- Researchers build a Deep convolutional neural network that can map every building in the US, using satellite imagery.
- To do this, they combined signed-distance labels with SegNet (a deep learning network).
- The system processes an area of 56 kilometer square in less than one minute.
In the last couple of years, high resolution remote sensing imagery has become less expensive and more accessible. Several studies have been devoted to enabling automated building extraction, but establishing a large-scale database of reliable building footprints has remained a challenge till this date.
Although VGI (stands for Volunteered Geographic Information) from OpenStreetMap could be used to obtain a large map of buildings, the mediocre quality of VGI would require a tremendous amount of effort to refine the data. Thus, in order to create large-scale building maps, an automated, scalable framework is yet to be built.
Now, developers at Oak Ridge National Laboratory has built a deep convolutional neural network (CNN) that is capable of mapping each and every building in the United States, using satellite imagery. It could help in emergency planning before and after a disaster strikes.
How DiD They Do This?
To extract building footprint across the entire continental U.S, researchers conducted an in-depth analysis of 4 state of the art convolutional neural networks
- Fully convolutional neural network
- Branch-out convolutional neural network
- Conditional random field as recurrent neural network, and
- SegNet
All these deep learning techniques were tested on one meter resolution aerial pictures from NAIP (National Agriculture Imagery Program). After thoroughly evaluating all four methods, researchers preferred SegNet CNN architecture. They merged signed-distance labels with SegNet to enhance building extraction outcomes to instance level.
The main goal was to accurately extract individual building (spatial extent). To achieve this, they combined 2 CNN models (trained with additional spectral bands) while leveraging the pre-trained model’s learned parameter values for initialization.
Building extraction for Pennsylvania state (left). The red lines (right) show extracted building of Philadelphia city (blue box).
Researchers created seamless building maps with a GPU cluster, using a single optical convolutional neural network model derived through the validation process.
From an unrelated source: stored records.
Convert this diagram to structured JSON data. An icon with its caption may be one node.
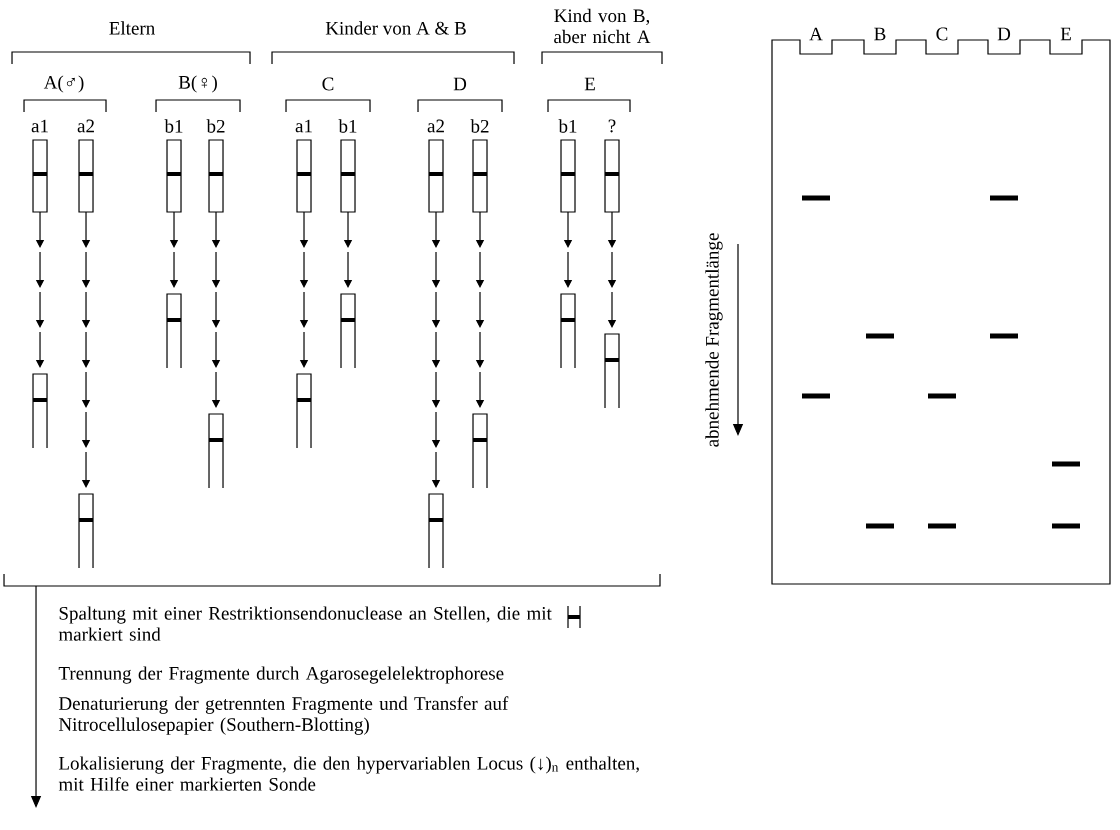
{
  "diagram": {
    "labels": [
      "Eltern",
      "Kinder von A & B",
      "Kind von B, aber nicht A",
      "A(♂)",
      "B(♀)",
      "C",
      "D",
      "E",
      "a1",
      "a2",
      "b1",
      "b2",
      "a1",
      "b1",
      "a2",
      "b2",
      "b1",
      "?",
      "A",
      "B",
      "C",
      "D",
      "E",
      "abnehmende Fragmentlänge",
      "Spaltung mit einer Restriktionsendonuclease an Stellen, die mit markiert sind",
      "Trennung der Fragmente durch Agarosegelelektrophorese",
      "Denaturierung der getrennten Fragmente und Transfer auf Nitrocellulosepapier (Southern-Blotting)",
      "Lokalisierung der Fragmente, die den hypervariablen Locus (↓)$_{n}$ enthalten, mit Hilfe einer markierten Sonde"
    ]
  }
}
Then they performed the quality checks on the outcomes, and discovered some key sources of commission errors. The outcomes were further refined with a small retraining process.
Reference: arXiv:1805.08946
The system is trained on NVIDIA Tesla GPUs and the cuDNN library-accelerated Caffe deep learning framework. To completely train the model, it took more than 120,000 iterations. And a total of 8 Tesla GPUs were used for inference.
The final results demonstrate the use of deep learning model for robust building extraction at larger scale. The model processes an area of 56 kilometer square in less than one minute.
According to the researchers, the insights provided by this study will benefit future similar projects based on remote sensing imagery.
What’s Next?
In coming years, researchers will be testing the same strategy on high performance computing resources for multi-GPU training to further enhance the mapping system. Also, this will enable more testing of more sophisticated and complex network architectures.
Read: Google AI Can Create Short Video Clips From Two Still Images
At present, the capacity of the GPU memory and latency between GPU nodes limit the batch size and the size of convolutional neural network architectures. With more GPU memory, developers will be able to analyze the model performance using more than 3 spectral bands in 1 CNN for building extraction.